Today, the couple have been married 24 years and have three sons: William, 21; Duncan, 18; and Robert, 15.
She's Not Sold On Being First Lady
In the Vogue profile from 2013, when Paul's campaign was barely nascent, Kelley was already wary of where it would lead. She told the magazine:
Because in this day and age it’s mostly about character assassination. When I think of the tens of millions of dollars in opposition research that they’d be aiming right at us and our family — that’s what it’s about.
In an October 2014 New Yorker profile, Kelley was described as the only potential obstacle to his campaign. Rand's top political adviser, Doug Stafford, told the magazine, "Unless Kelley says no, he’s running."
But She Steadfastly Supports Her Husband Nonetheless
After leaving the Strategy Group for Media, Kelley now helps her husband with communications strategy and collaborates with him on his speeches. As for her own PR pitch for Rand, she had nothing but praise for her husband, telling Vogue:
He’s very optimistic and thinks anything can happen and isn’t really afraid to take risks. And that’s great and exciting when you are in your 20s. But you realize how valuable that is with all of life’s ups and downs. Things happen; your kids get older, your parents get older; the older you get, the more challenges you are confronted with. And for me the thing that I have most loved and been grateful for in him as a husband is that he is always optimistic and doesn’t fall apart in a crisis.

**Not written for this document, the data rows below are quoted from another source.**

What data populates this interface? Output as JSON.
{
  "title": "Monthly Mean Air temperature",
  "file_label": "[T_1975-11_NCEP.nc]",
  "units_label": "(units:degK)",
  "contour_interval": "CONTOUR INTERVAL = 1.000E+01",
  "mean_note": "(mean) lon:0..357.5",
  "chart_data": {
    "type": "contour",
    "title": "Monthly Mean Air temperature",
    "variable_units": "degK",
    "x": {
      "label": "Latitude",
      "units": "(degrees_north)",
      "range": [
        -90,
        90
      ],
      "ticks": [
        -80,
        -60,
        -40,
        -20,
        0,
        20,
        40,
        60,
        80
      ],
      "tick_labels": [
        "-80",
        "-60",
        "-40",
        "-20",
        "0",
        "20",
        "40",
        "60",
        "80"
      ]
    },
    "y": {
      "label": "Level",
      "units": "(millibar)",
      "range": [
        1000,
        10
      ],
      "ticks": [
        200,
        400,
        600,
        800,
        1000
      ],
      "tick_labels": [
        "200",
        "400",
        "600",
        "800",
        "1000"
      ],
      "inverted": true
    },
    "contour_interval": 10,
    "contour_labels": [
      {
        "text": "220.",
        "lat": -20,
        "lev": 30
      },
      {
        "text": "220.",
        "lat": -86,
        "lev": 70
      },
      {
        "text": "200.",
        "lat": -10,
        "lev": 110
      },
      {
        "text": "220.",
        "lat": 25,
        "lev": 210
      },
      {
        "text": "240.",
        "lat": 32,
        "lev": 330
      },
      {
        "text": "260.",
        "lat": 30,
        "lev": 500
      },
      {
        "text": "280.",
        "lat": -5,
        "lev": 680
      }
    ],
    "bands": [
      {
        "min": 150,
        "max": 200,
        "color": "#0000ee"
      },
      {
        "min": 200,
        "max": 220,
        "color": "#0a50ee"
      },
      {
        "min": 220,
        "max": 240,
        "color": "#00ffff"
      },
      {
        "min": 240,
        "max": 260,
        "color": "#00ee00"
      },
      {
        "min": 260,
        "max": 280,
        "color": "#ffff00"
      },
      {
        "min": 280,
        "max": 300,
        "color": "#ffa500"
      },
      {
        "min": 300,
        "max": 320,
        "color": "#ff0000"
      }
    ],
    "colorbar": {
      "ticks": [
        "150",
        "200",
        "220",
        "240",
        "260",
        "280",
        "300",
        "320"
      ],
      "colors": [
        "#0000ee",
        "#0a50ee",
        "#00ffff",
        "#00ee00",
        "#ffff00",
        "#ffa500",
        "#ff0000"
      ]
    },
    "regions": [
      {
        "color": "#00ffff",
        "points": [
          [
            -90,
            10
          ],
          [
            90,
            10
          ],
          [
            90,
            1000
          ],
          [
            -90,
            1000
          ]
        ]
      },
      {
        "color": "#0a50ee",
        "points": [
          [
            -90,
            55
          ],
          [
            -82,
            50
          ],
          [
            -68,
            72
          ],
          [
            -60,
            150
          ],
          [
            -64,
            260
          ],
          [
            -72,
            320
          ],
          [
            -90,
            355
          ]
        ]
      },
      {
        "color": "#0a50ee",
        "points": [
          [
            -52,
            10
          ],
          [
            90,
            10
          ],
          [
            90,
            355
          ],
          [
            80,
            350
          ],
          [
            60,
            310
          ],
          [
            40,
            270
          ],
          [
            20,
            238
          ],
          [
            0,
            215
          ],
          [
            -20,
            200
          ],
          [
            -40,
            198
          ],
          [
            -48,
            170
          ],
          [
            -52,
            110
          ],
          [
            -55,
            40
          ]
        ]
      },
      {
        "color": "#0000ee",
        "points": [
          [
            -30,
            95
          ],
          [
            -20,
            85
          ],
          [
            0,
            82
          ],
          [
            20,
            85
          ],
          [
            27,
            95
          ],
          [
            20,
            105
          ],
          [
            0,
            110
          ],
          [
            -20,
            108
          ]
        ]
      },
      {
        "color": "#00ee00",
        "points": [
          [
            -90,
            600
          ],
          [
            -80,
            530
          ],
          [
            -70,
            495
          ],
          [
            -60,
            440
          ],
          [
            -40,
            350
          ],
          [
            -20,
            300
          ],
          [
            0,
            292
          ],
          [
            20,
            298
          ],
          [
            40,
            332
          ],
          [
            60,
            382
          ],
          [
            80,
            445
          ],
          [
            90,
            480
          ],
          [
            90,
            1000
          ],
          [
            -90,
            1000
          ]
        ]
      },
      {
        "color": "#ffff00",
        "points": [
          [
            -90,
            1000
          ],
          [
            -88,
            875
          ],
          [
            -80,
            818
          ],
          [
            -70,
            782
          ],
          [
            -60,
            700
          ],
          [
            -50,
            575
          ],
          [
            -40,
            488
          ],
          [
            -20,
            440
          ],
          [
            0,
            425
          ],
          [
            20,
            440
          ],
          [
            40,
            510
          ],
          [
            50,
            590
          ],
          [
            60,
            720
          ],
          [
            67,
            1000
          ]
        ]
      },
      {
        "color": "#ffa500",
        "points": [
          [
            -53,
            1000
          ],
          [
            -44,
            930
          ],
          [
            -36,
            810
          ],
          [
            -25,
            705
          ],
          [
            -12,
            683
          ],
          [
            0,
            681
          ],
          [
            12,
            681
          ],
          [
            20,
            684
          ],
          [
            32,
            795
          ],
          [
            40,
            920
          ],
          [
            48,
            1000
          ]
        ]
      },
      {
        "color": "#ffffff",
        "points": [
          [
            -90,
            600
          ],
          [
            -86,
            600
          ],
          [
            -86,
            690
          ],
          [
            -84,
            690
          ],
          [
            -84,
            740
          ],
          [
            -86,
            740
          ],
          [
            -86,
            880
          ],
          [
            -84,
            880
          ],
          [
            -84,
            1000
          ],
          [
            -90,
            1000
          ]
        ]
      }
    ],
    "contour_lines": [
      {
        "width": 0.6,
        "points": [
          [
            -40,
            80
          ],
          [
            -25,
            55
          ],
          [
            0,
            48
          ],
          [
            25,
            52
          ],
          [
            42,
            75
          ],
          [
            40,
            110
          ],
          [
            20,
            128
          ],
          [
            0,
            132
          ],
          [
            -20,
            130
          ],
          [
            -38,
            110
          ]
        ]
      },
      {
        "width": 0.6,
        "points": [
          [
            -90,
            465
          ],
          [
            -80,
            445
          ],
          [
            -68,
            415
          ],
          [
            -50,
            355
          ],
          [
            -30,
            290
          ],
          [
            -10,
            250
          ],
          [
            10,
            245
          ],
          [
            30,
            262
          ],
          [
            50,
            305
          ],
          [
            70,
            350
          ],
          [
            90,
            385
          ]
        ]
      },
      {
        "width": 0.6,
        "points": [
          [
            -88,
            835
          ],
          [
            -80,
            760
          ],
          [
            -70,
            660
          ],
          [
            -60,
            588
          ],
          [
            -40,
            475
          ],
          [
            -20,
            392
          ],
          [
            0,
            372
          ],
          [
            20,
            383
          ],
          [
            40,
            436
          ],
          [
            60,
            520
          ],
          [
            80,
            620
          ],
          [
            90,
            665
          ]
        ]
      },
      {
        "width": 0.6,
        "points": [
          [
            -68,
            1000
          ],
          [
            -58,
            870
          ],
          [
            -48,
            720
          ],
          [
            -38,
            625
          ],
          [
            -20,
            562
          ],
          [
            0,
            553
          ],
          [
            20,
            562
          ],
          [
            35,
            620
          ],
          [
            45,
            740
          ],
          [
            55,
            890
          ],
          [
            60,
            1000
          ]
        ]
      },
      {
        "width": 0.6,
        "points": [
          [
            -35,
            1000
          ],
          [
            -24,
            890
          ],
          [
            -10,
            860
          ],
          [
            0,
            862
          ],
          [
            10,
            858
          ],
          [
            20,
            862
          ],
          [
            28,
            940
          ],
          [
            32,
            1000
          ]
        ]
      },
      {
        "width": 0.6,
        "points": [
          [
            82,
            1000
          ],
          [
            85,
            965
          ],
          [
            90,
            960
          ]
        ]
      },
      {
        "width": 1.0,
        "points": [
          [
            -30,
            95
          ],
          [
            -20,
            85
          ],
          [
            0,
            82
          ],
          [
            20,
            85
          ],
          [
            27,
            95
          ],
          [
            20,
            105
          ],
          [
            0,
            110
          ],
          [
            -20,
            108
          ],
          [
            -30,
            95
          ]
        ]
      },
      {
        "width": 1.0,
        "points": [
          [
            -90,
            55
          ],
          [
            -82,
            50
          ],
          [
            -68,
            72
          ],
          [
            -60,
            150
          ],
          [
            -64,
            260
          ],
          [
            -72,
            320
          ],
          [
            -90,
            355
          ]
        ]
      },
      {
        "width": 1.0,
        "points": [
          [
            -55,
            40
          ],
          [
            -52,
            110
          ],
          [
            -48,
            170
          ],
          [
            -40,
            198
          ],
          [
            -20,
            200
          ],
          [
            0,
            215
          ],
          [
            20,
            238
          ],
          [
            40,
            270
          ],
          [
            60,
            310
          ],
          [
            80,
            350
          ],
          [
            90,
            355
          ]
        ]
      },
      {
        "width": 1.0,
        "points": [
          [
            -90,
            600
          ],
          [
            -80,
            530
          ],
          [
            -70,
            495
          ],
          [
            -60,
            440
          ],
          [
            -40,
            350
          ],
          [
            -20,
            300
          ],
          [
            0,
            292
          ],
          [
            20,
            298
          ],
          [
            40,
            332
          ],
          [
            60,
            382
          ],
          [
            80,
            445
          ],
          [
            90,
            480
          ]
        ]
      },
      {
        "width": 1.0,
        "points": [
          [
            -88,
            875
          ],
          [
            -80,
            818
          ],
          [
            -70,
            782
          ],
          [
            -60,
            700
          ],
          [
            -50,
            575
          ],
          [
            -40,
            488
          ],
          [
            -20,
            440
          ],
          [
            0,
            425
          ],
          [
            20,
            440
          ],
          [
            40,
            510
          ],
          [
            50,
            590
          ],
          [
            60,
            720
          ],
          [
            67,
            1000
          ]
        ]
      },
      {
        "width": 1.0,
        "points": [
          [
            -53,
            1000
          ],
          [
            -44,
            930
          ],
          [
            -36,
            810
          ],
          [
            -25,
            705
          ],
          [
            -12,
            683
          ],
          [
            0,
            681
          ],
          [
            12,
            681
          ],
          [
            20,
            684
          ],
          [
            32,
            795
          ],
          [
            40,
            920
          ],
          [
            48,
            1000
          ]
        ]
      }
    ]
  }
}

Kelley also helps tremendously with his image, and not only because the svelte blonde is the picture of Southern charm. Because she and Rand are both devout Christians, her presence at appearances and speeches helps him appeal to the Christian demographic, who might want an outright Christian family unit in the White House. Kelley is also on the board of Helping a Hero, a charity organization that builds houses for wounded war veterans.
Rand Is Who He Is Because Of Kelley
Perhaps the single most significant contribution Kelley has made to her husband's life is his name. The Rand Paul that we know would actually be Randy Paul if he had never met his wife. According to The New Yorker, shortly after the two met, Kelley told him that Randy wasn't an appropriate name for an adult, so she nixed the "y." Her intuition might have been spot on. "Rand Paul for president" has a proper ring to it, but "Randy Paul"? Not so much.